The most usual way to use PHYSCObase would be searching EST, genomic sequence, and full-length cDNA clones with blast programs. We usually provide three datasets for blast searches.
Every database contains nucleotide sequences and three variation of blast program can be used; namely, blastn, tbastn, and tblastx. If you are searching for protein coding sequences, tblastn is recommended. In this case, you enter the amino acid sequence for query. You may use blastn search when you want to know if some genomic or cDNA sequence have corresponding EST. Blastn will be also useful when you have sequenced 3' RACE products and want to know if full-length clones are available.
An example tblastn result can be seen as cuc2-blast.html. CUC2 amino acid sequence was used as a query. A description list of the hit is as following.
Score E Sequences producing significant alignments: (bits) Value gnl|contig|Contig3017 Contig3017 162 1e-40 gnl|contig|pphn33o16 pphn33o16 128 2e-30 gnl|contig|pphb14p21 pphb14p21 57 5e-09 gnl|contig|Contig3604 Contig3604 46 1e-05 gnl|contig|pphb2h16 pphb2h16 30 1.1 gnl|contig|Contig3526 Contig3526 28 2.4 gnl|contig|Contig12137 Contig12137 27 5.3 gnl|contig|Contig7880 Contig7880 27 6.9 gnl|contig|pphn35f03 pphn35f03 27 9.0 gnl|contig|Contig3272 Contig3272 27 9.0
You see two contigs and two 5' end sequences hit with E values less than 1e-3 and four contigs and two 5' end sequences hit with E values above 1. The similarity with E value above 1 usually happen just by chance. If a strong similarity in a short region is observed, the match may be meaningful despite large E value. Such infomation can be read from the alignment. The alignment are shwon following the list of significant matches. You can jump to the corresponding alignment by clicking the score, which is left to the E value and usually displayed blue and underlined. In this case, I consider only the four sequences with E value less than 1e-3 to have significant similarity.

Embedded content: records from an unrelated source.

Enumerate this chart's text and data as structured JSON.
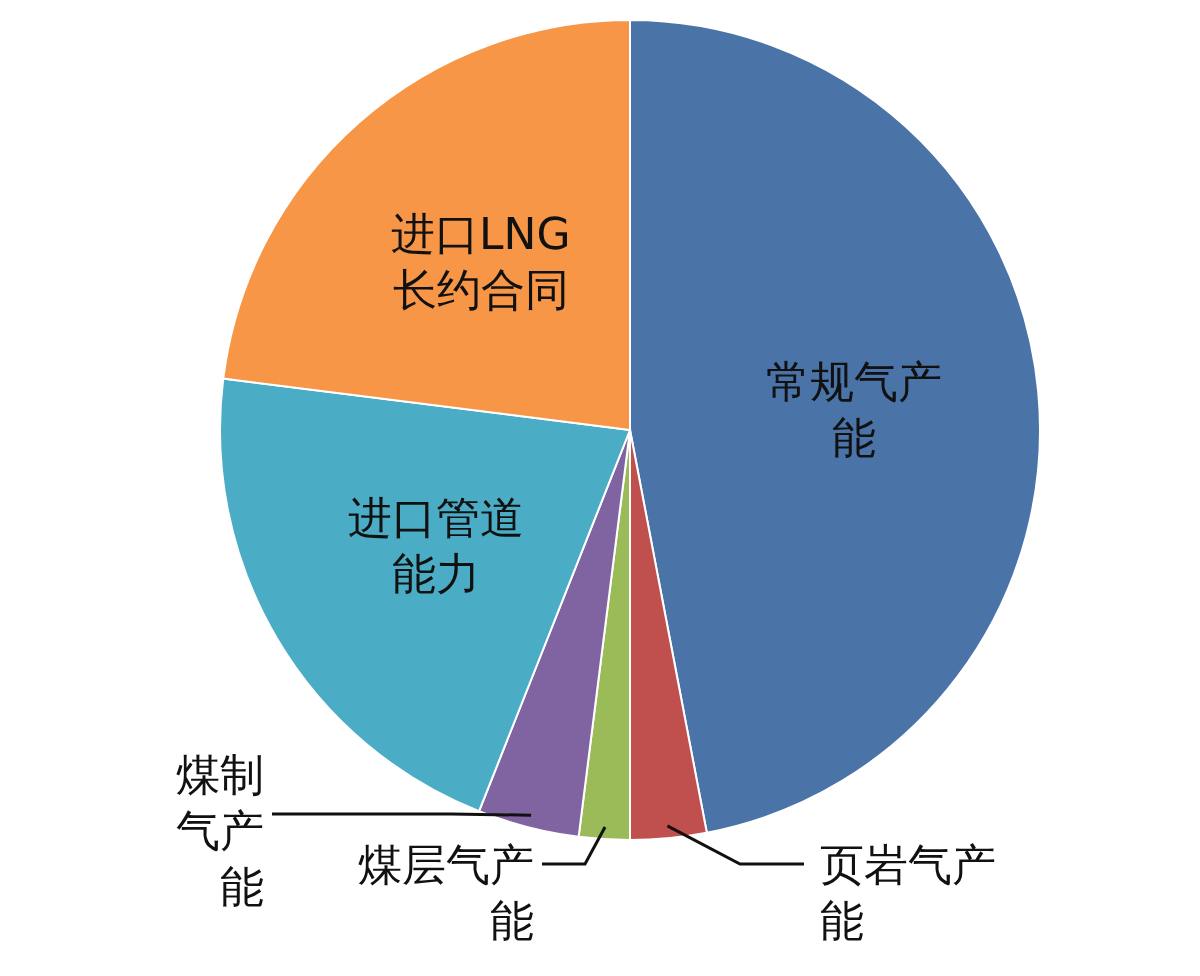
{
  "chart_data": {
    "type": "pie",
    "categories": [
      "常规气产能",
      "页岩气产能",
      "煤层气产能",
      "煤制气产能",
      "进口管道能力",
      "进口LNG长约合同"
    ],
    "values": [
      47,
      3,
      2,
      4,
      21,
      23
    ],
    "colors": [
      "#4a73a8",
      "#c0504d",
      "#9bbb59",
      "#8064a2",
      "#4bacc6",
      "#f79646"
    ]
  }
}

Once you find contigs or clones, you will see what clones the contig contains and the sequences of those clones from the other end. To do this you enther the contig number or clone name in the search box on the top page http://moss.nibb.ac.jp/.
This will search for matches in a table which contains clone name, putative transcript id, 5' contig number, and 3' contig number. If your query was a clone name, you will get just one line containing the clone name, putative transcript id, the identification number of contig to which the 5' sequence of the clone belongs (preceded by contig1), and the identification number of the contig to which the 3' sequence of the clone belongs (preceded with contig2).
A putative transcipt id is in the form of Pnnnnnn, where n represent a digit, and identifies a pair of contigs or a contig. When 5' and 3' seqnece of a clone belonged to a different contig, the two contigs are considered to represent 5' and 3' end sequences of a single transcript. When both end sequences are contained in a contig, the contig likely constitute itself a putative transcript. Inconsistency among clones nessesitated to use a bit more complex rule. When some clone ties contigA (5') and contigB (3') but another clone ties contigC (5') and contigB (3'), we treated them as different putative transcripts. When yet another clone have both sequences in contigB, we cannot specify which transcript it belongs and assign a new putative transcript id.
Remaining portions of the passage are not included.